Paradoxalement, les services correctionnels feraient beaucoup reposer la réinsertion sociale sur l’entourage, selon Mme Maury. « Les recherches démontrent que si [les personnes incarcérées] ont de la famille à l’extérieur, la réinsertion va être plus facile et certainement plus réussie que pour celles qui n’ont plus personne. »

L’organisme offre surtout des services en matière de littératie judiciaire, ainsi que du soutien psychologique. Relais Famille n’offre toutefois pas de soutien financier, bien que « ça coûte cher de soutenir quelqu’un d’incarcéré », précise la directrice de l’organisme. Il faut payer les frais d’avocat, débourser pour rendre visite, demander une journée de congé, payer un(e) gardien(ne) pour les enfants, etc.

Le conjoint de Marie purge présentement sa peine en Ontario. « Il a fallu que j’y aille trois fois pour le visiter uniquement [à coup de] 30 minutes, mais ça prend de l’argent pour l’essence, l’hôtel, etc. », explique la femme.

« Expérience carcérale élargie »

Selon Mme Maury, l’entourage des personnes judiciarisées vit ce qu’on appelle « l’expérience carcérale élargie ». En effet, il « purge une peine au même titre que ses proches incarcérés, alors qu’il n’a pas commis de crime ou de délit ». Par exemple, il est impossible de passer un coup de fil au moment souhaité ou de choisir son temps de visite.
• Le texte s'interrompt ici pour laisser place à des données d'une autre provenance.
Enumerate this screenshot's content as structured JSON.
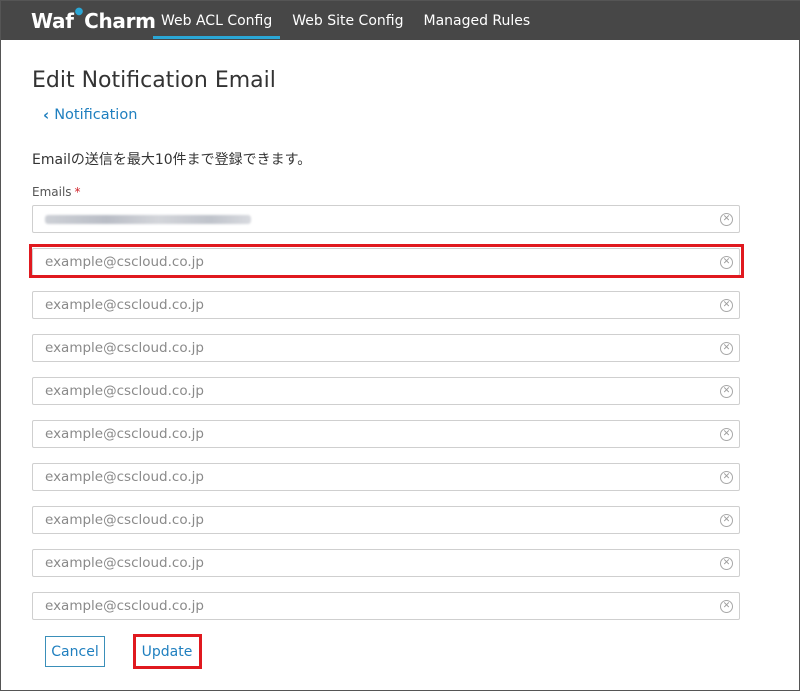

Marie se reconnaît dans cette idée, puisque c’est un défi non seulement de ne pas pouvoir voir la personne qu’elle aime, mais aussi que leurs moments soient surveillés.

Elle donne l’exemple d’être contrainte de raccrocher lors d’un appel important, de se faire avertir par des agent(e)s correctionnel(le)s lorsqu’elle embrasse son partenaire, ou bien d’avoir peur de dire quelque chose qui pourrait nuire aux conditions de libération de son conjoint.

« Quand tu es en couple, simplement la présence de l’autre personne peut faire en sorte d’arranger n’importe quelle situation […] tandis que, dans ce contexte-là, tout doit être arrangé par une conversation. Et ces conversations-là ne sont pas toujours permises », explique Marie.

Communiquer à travers les barreaux

Marie avait seulement le droit à des appels ou de courtes visites dans les débuts de sa relation. Elle et son partenaire s’envoyaient aussi beaucoup de lettres par la poste. Aujourd’hui, elle a le droit à des visites familiales privées. Elle peut donc voir son conjoint dans une unité privée et passer un maximum de 72 heures avec lui. Ils se voient à une fréquence d’environ trois mois.

« Bien que ce soit interdit, il y a beaucoup de gens qui ont des téléphones à l’intérieur [de la prison], donc on a aussi l’occasion, des fois, de se parler en FaceTime ou des choses comme ça », ajoute-t-elle avec un sourire en coin.

*Prénom fictif accordé pour conserver l’anonymat.